В себя пришел мгновенно. Лежал я на спине, на твердой поверхности. И тут же понял, что не в состоянии пошевелить ни рукой, ни ногой, так же обстояло и с головой. Мог смотреть только в белоснежный потолок. Вновь паника, переходящая в ужас. Воображение нарисовало забрызганные кровью халаты эскулапов, которые отчего-то представлялись с ржавыми пилами, а сейчас шла подготовка к операции по извлечению органов или еще хуже, к эксперименту.

— Он очнулся, — раздался мужской баритон, — Так, мужик, сейчас я тебя освобожу, советую не дергаться, иначе будет вот так.

И тут прострелило такой болью, если бы не оковы, скрутило, перекурочило все тело, которое горело огнем, каждая кость, казалось, выворачивалась из суставов. Если бы мог орать, то заорал бы во всю глотку. Такие ощущения продлились не больше пары секунд, для меня ставшие вечностью.

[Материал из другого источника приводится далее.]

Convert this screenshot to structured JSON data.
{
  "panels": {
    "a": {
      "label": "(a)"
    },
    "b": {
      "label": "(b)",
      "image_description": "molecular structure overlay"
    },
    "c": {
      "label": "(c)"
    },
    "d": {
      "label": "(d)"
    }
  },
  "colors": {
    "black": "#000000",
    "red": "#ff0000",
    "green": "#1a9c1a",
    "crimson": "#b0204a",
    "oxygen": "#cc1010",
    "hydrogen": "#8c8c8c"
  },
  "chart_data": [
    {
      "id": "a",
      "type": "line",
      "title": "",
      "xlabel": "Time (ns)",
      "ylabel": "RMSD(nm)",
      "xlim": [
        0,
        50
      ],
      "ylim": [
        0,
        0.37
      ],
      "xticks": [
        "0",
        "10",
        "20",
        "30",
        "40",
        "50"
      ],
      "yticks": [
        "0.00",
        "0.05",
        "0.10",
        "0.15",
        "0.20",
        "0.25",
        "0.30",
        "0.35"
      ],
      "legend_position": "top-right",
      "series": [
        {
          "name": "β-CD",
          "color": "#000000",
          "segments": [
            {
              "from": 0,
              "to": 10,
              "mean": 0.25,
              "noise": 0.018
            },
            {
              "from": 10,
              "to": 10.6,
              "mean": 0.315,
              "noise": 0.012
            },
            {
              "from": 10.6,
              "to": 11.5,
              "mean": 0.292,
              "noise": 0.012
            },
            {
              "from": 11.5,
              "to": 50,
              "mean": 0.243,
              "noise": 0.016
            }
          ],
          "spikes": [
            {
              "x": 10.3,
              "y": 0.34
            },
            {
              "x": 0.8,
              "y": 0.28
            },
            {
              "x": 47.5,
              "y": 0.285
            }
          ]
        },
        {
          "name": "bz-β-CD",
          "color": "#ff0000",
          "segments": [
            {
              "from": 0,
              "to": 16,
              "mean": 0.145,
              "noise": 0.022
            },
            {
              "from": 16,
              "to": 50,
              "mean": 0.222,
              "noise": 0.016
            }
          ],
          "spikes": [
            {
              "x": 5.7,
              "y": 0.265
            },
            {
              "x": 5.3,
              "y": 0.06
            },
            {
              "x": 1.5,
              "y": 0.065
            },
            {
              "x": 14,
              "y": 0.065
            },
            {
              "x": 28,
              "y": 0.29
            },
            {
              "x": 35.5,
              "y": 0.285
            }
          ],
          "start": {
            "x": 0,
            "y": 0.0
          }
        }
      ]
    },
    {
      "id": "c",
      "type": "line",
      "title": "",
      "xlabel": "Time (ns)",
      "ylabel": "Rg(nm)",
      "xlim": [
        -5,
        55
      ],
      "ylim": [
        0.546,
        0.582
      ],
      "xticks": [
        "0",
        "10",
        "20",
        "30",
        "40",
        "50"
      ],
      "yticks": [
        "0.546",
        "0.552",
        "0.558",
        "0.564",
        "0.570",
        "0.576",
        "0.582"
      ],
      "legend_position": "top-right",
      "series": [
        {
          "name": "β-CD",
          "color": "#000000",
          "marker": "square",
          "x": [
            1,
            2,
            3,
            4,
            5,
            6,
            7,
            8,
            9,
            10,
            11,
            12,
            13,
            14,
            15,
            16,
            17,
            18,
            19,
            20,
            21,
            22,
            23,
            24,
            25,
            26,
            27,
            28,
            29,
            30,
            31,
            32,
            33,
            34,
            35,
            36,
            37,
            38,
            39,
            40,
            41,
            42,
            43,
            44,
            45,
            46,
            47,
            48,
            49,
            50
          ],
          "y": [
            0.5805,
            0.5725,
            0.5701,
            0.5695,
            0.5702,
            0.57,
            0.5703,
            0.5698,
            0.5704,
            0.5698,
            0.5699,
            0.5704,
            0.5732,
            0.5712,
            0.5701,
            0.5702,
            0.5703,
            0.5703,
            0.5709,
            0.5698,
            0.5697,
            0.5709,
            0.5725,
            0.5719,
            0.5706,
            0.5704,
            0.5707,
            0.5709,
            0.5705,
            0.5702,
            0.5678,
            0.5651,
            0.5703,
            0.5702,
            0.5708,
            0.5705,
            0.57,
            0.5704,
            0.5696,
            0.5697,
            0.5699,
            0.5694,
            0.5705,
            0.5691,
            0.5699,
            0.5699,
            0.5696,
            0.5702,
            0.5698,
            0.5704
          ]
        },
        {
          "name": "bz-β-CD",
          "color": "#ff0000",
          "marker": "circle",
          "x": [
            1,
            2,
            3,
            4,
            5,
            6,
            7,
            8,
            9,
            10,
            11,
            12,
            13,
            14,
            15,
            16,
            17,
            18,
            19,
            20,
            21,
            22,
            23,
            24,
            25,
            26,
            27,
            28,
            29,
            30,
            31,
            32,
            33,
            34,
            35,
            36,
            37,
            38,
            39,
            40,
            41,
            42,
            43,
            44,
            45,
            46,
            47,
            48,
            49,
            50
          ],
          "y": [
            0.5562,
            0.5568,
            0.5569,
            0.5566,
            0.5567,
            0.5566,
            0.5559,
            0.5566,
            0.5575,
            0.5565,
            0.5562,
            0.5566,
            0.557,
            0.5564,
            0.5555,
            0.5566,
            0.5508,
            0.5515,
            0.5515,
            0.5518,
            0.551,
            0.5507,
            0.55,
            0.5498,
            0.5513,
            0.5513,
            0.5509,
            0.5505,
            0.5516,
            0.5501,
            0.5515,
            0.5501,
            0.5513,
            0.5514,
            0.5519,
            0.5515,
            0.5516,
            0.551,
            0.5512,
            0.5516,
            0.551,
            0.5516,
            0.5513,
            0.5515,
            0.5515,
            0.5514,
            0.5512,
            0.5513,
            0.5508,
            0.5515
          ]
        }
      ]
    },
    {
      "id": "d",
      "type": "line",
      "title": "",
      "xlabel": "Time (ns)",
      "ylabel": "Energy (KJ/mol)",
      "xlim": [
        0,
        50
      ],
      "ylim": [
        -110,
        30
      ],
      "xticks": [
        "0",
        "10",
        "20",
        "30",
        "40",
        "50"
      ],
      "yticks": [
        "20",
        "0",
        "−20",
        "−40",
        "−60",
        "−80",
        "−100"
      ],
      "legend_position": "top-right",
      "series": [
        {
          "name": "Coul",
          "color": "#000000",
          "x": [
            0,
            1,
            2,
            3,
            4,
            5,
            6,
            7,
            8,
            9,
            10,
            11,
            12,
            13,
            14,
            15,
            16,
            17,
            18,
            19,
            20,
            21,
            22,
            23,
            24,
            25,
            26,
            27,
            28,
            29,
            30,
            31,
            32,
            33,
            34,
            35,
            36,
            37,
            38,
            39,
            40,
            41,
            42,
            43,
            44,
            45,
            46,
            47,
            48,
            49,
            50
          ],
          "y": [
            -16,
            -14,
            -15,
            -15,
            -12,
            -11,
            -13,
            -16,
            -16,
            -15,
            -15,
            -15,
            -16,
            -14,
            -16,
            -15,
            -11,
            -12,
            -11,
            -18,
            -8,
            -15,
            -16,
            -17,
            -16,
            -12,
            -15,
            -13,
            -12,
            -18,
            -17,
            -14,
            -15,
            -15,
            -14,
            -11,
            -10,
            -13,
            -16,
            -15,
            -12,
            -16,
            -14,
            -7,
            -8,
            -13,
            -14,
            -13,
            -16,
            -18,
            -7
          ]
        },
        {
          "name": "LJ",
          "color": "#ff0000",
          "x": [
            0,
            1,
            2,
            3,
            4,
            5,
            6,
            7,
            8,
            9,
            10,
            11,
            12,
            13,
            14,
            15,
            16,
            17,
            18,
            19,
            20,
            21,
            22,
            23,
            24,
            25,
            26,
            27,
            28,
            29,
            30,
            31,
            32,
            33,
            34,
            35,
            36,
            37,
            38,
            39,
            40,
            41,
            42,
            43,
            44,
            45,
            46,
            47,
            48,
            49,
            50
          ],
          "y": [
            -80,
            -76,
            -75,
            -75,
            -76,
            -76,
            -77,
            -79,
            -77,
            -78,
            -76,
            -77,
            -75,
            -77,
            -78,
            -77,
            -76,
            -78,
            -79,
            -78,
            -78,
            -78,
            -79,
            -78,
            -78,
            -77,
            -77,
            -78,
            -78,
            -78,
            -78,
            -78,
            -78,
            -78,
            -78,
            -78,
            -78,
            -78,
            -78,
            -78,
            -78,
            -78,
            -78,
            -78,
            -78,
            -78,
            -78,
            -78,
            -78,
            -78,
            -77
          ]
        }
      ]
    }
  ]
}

— Надеюсь, ты умный, и не придется повторять процедуру для закрепления материала. Теперь поднимайся, — с последними словами я почувствовал, что могу двигаться.

Медленно, стараясь не делать резких движений, сел на кушетку, осмотрелся. Я оказался в комнате размерами приблизительно пять на четыре, очень похожей на стандартный больничный кабинет. Белые стены, шкафы, где ровными и неровными рядами стояли книги и папки. Возле окна за огромным столом восседал в кожаном офисном кресле невысокий толстяк. Лицо, которого из-за носа вздернутого так, что поневоле возникали ассоциации с пятаком, обвисших пухлых щек, лысины, напоминало поросячье. Перед ним стоял на блестящей подставке матовый шар, ни дать, ни взять, как в фильме про хоббитов девайс Сарумяна. Одет мужчина был в обычную толстовку и брюки, на шее у него имелась толстенная цепь, которую и доберман бы не порвал, на ней в оправе явно не из золота, вспыхивал и переливался всеми оттенками радуги кристалл сантиметров десять длиной и около трех толщиной. Таких мне не доводилось видеть.